The clinical spectrum of talaromycosis ranges from isolated cutaneous infection to disseminated infection. Cutaneous talaromycosis commonly presents as multiple dome-shaped, skin-coloured, umbilicated papules, with or without central necrosis on the face and trunk.⁷ Dermoscopic appearances may aid in early diagnosis.⁸ T. marneffei can be detected from the cutaneous lesion by cytology smear, skin biopsy or culture. Concurrent opportunistic infection such as candidiasis, tuberculosis, toxoplasmosis or Pneumocystis jirovecii infection was reported in up to 40% of cases.⁷ These other infections may also present with cutaneous lesions. Laboratory detection of the causative organism is therefore important for the correct diagnosis.
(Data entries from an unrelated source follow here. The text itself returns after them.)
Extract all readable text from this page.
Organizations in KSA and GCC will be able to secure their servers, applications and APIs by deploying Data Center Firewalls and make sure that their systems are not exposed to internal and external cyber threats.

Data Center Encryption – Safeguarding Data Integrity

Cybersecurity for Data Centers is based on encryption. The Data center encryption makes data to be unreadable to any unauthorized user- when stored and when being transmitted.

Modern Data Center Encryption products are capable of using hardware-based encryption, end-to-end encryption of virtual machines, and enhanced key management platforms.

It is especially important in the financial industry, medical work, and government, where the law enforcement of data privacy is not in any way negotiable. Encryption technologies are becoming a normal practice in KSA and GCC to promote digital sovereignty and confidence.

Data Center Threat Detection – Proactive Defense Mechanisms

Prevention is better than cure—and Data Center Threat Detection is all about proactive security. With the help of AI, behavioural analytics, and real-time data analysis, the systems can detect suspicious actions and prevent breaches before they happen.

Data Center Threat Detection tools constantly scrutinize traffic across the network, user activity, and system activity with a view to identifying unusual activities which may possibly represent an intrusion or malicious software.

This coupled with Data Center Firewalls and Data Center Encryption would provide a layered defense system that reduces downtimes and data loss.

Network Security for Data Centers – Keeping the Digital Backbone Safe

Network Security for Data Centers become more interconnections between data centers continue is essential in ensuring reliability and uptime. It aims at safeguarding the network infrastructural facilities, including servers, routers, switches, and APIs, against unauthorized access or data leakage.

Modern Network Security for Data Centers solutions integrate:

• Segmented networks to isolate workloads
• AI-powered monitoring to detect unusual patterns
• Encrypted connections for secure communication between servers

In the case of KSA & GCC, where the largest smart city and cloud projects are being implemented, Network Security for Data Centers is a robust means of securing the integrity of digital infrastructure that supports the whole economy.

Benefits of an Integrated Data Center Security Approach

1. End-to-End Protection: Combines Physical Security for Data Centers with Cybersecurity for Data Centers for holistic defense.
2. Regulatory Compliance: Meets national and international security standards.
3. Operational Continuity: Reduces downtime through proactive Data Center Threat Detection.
Laboratory diagnosis of talaromycosis requires isolation of the fungus from clinical specimens and microscopic demonstration of intracellular T. marneffei organism in the infected tissue.³ The organism can be demonstrated by cytology or in the histology specimen. Commonly, cytology smears are taken from skin lesions, ulcer secretions, pus or marrow aspirations.⁵ Microscopically, T. marneffei appears as a unicellular, round to oval, often curved or sausage-like organism, ranging from two to five μm in diameter. The yeast cells are located both inside and outside of the histiocytes. T. marneffei yeast characteristically divide by cross wall formation, as it multiplies by fission rather than budding.^3,5 The histopathology of the skin lesion frequently shows microabscesses in the upper and middle dermis, with necrotic areas containing many lymphocytes and neutrophils. The characteristic yeasts are frequently found in large numbers, both intracellular and extracellular. Periodic acid-Schiff stain (PAS) and Gomori methenamine silver stain (GMS) are positive and highlight the cross-wall formation.⁵

The most important differential diagnoses of talaromycosis are histoplasmosis and leishmaniasis, as they are intracytoplasmic organisms of similar size. Histoplasma capsulatum yeast cells are oval, measuring two to five μm in diameter, and predominantly found within the cytoplasm of histiocytes, rather than in the extracellular space. In Tzanck smear with Giemsa stain, H. capsulatum shows characteristic narrow based budding and blue cell wall, with clear halo around the yeast cells,thus differentiating it from talaromycosis.² The leishmaniasis amastigotes are oval cells measuring two to five μm with an eccentric nucleus, present inside and outside of histiocytes. A small kinetoplast near the nucleus and the presence of the promastigote form distinguishes it from talaromycosis.^2,9

Fungal culture is the gold standard method for the diagnosis of talaromycosis. One study reported high sensitivity of cultures from bone marrow aspiration (100%), skin biopsy (95%) and blood (84%).¹⁰ The ability to grow as a mycelium at 25°C and as a yeast at 37°C is the unique thermal dimorphism feature of T. marneffei.³ However, the median time of positive skin or blood cultures was four to five days. The culture may take up to 14 days and this results in diagnostic delay, with increased mortality.¹⁰ In contrast, Tzanck smear test is faster and readily available within hours.

Conclusion

Talaromyces marneffei displays characteristic microscopic appearance in Tzanck smear. Tzanck smear is an easy and inexpensive test. It can be very useful in rapid diagnosis of cutaneous talaromycosis before the culture is reported.